Quand un candidat, dans le cadre d’un meeting de campagne, déclare vouloir liquider l’héritage de mai 68 et « restaurer l’autorité », il est normal qu’on puisse exprimer ses craintes et, même, qu’on évoque les dérives passées de tous les « rappels à l’ordre ». En revanche, quand un président de la République élu qui vient de prendre ses fonctions décide de faire lire à tous les lycéens de France la lettre écrite par Guy Môquet à ses parents en 1941, à la veille de son exécution, on ne peut que saluer le geste symbolique. Cette lettre est celle d’un jeune militant communiste exécuté comme otage et qui demande à ceux qui restent d’être « dignes » des 27 sacrifiés. Elle est particulièrement émouvante et susceptible de permettre à des adolescents de réfléchir sur la manière dont notre nation s’est construite, sur les sacrifices et les combats pour la liberté qui ont jalonné son histoire. Elle ne saurait toutefois se suffire à elle-même. Il faudra expliquer aux lycéens le contexte de cette exécution : le démarrage de la Résistance en août 1941, les ordres d’Hitler qui exige, dans le cadre de la lutte contre le « judéo-bolchévisme », l’exécution d’otages communistes et juifs, l’assassinat des 27 otages de Chateaubriant par les hommes de Vichy pour sauver les 50 notables désignés par les Allemands, les déportations massives avec la collaboration du régime de Pétain et la montée en puissance de la Résistance… En réalité, ce qu’il faut transmettre aux lycéens, au-delà de l’immense et nécessaire respect dû à un jeune militant martyr, c’est la capacité à discerner les signes de la montée de la barbarie, où qu’ils soient et d’où qu’ils viennent.
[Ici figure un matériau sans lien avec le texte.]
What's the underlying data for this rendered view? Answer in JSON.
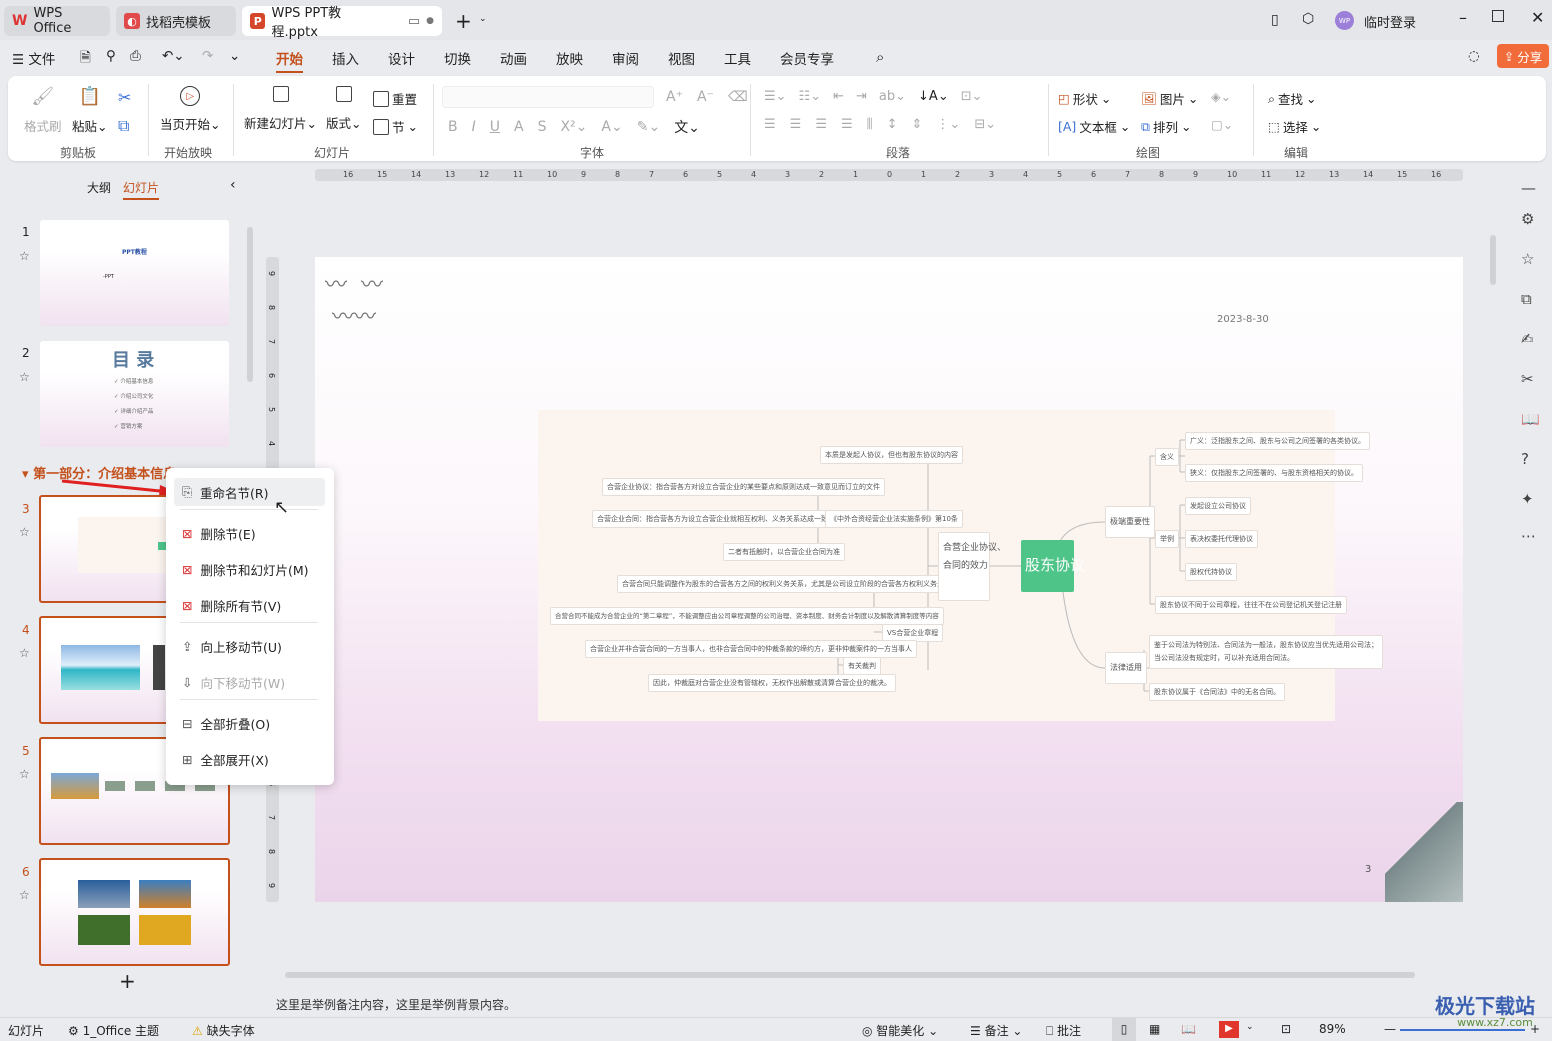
{
  "tabs": [
    {
      "label": "WPS Office",
      "icon": "wps-logo-icon"
    },
    {
      "label": "找稻壳模板",
      "icon": "docer-icon"
    },
    {
      "label": "WPS PPT教程.pptx",
      "icon": "ppt-file-icon"
    }
  ],
  "titlebar": {
    "user": "临时登录",
    "avatar": "WP"
  },
  "menu": {
    "file": "文件",
    "tabs": [
      "开始",
      "插入",
      "设计",
      "切换",
      "动画",
      "放映",
      "审阅",
      "视图",
      "工具",
      "会员专享"
    ],
    "active": "开始",
    "share": "分享"
  },
  "ribbon": {
    "format_painter": "格式刷",
    "paste": "粘贴",
    "clipboard": "剪贴板",
    "play_current": "当页开始",
    "slideshow_group": "开始放映",
    "new_slide": "新建幻灯片",
    "layout": "版式",
    "reset": "重置",
    "section": "节",
    "slides_group": "幻灯片",
    "font_group": "字体",
    "paragraph_group": "段落",
    "shape": "形状",
    "picture": "图片",
    "textbox": "文本框",
    "arrange": "排列",
    "drawing_group": "绘图",
    "find": "查找",
    "select": "选择",
    "edit_group": "编辑"
  },
  "panel": {
    "outline_tab": "大纲",
    "slides_tab": "幻灯片",
    "section_title": "第一部分：介绍基本信息",
    "add": "+"
  },
  "thumbs": {
    "s1_title": "PPT教程",
    "s1_sub": "-PPT",
    "s2_title": "目 录",
    "s2_items": [
      "介绍基本信息",
      "介绍公司文化",
      "详细介绍产品",
      "营销方案"
    ],
    "numbers": [
      "1",
      "2",
      "3",
      "4",
      "5",
      "6"
    ]
  },
  "context_menu": [
    {
      "label": "重命名节(R)",
      "icon": "rename-section-icon",
      "enabled": true
    },
    {
      "label": "删除节(E)",
      "icon": "delete-section-icon",
      "enabled": true
    },
    {
      "label": "删除节和幻灯片(M)",
      "icon": "delete-section-slides-icon",
      "enabled": true
    },
    {
      "label": "删除所有节(V)",
      "icon": "delete-all-sections-icon",
      "enabled": true
    },
    {
      "label": "向上移动节(U)",
      "icon": "move-up-icon",
      "enabled": true
    },
    {
      "label": "向下移动节(W)",
      "icon": "move-down-icon",
      "enabled": false
    },
    {
      "label": "全部折叠(O)",
      "icon": "collapse-all-icon",
      "enabled": true
    },
    {
      "label": "全部展开(X)",
      "icon": "expand-all-icon",
      "enabled": true
    }
  ],
  "ruler": [
    "16",
    "15",
    "14",
    "13",
    "12",
    "11",
    "10",
    "9",
    "8",
    "7",
    "6",
    "5",
    "4",
    "3",
    "2",
    "1",
    "0",
    "1",
    "2",
    "3",
    "4",
    "5",
    "6",
    "7",
    "8",
    "9",
    "10",
    "11",
    "12",
    "13",
    "14",
    "15",
    "16"
  ],
  "vruler": [
    "9",
    "8",
    "7",
    "6",
    "5",
    "4",
    "3",
    "2",
    "1",
    "0",
    "1",
    "2",
    "3",
    "4",
    "5",
    "6",
    "7",
    "8",
    "9"
  ],
  "slide": {
    "date": "2023-8-30",
    "page": "3",
    "mindmap": {
      "center": "股东协议",
      "n1": "本质是发起人协议，但也有股东协议的内容",
      "n2": "合营企业协议：指合营各方对设立合营企业的某些要点和原则达成一致意见而订立的文件",
      "n3": "合营企业合同：指合营各方为设立合营企业就相互权利、义务关系达成一致意见而订立的文件",
      "n4": "《中外合资经营企业法实施条例》第10条",
      "n5": "二者有抵触时，以合营企业合同为准",
      "n6": "合营合同只能调整作为股东的合营各方之间的权利义务关系，尤其是公司设立阶段的合营各方权利义务关系",
      "n7": "合营合同不能成为合营企业的“第二章程”，不能调整应由公司章程调整的公司治理、资本制度、财务会计制度以及解散清算制度等内容",
      "n8": "VS合营企业章程",
      "n9": "合营企业并非合营合同的一方当事人，也非合营合同中的仲裁条款的缔约方，更非仲裁案件的一方当事人",
      "n10": "有关裁判",
      "n11": "因此，仲裁庭对合营企业没有管辖权，无权作出解散或清算合营企业的裁决。",
      "n12a": "合营企业协议、",
      "n12b": "合同的效力",
      "r1": "极端重要性",
      "r2": "法律适用",
      "r3": "含义",
      "r4": "举例",
      "r5": "广义：泛指股东之间、股东与公司之间签署的各类协议。",
      "r6": "狭义：仅指股东之间签署的、与股东资格相关的协议。",
      "r7": "发起设立公司协议",
      "r8": "表决权委托代理协议",
      "r9": "股权代持协议",
      "r10": "股东协议不同于公司章程，往往不在公司登记机关登记注册",
      "r11a": "鉴于公司法为特别法、合同法为一般法，股东协议应当优先适用公司法；",
      "r11b": "当公司法没有规定时，可以补充适用合同法。",
      "r12": "股东协议属于《合同法》中的无名合同。"
    }
  },
  "notes": "这里是举例备注内容，这里是举例背景内容。",
  "status": {
    "slides": "幻灯片",
    "theme": "1_Office 主题",
    "missing_font": "缺失字体",
    "beautify": "智能美化",
    "notes": "备注",
    "comment": "批注",
    "zoom": "89%"
  },
  "watermark": {
    "text": "极光下载站",
    "url": "www.xz7.com"
  },
  "colors": {
    "accent": "#c4501c",
    "share": "#f26b3a",
    "mindmap_center": "#4fc489"
  }
}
Pourquoi Guy Môquet s’est-il engagé ? Pourquoi et à quoi a-t-il résisté ? Qu’est-ce qui pouvait pousser un jeune homme de 16 ans, en 1940, à distribuer des tracts du Parti communiste ? Quelles valeurs étaient en jeu ? Il s’agit d’aider les lycéens à comprendre que le combat pour la démocratie et la dignité des hommes n’est pas un combat périmé, que la civilisation est encore bien fragile, que la planète reste menacée par bien des dictatures et que l’engagement pour la liberté n’est pas seulement un objet de commémoration. Il faut des célébrations. Il faut des actes symboliques. Mais il ne faut pas qu’ils nous exonèrent d’une réflexion de fond et d’une vigilance citoyenne quotidienne.

Philippe Meirieu

En complément, quelques lignes de Philippe Watrelot, des Cahiers pédagogiques, auxquels je souscris totalement : « Tant qu’à lire des lettres de résistants on peut en trouver d’autres qui disent plus sur ce que fut l’esprit de la résistance. Par exemple celle-ci de Guido Brancadoro, fusillé en 1942 à l’âge de 21 ans : “Ce sont les Français qui me livrent, mais je crie “Vive la France”, les Allemands qui m’exécutent, et je crie “Vive le peuple allemand et l’Allemagne de demain”. On peut aussi évoquer, à l’heure où l’on va créer un ministère de l’immigration et de l’identité nationale, le poème d’Aragon sur le groupe Manouchian (“L’affiche rouge”) : “ Ils étaient 23 étrangers et nos frères pourtant qui criaient la France, en s’abattant ”. »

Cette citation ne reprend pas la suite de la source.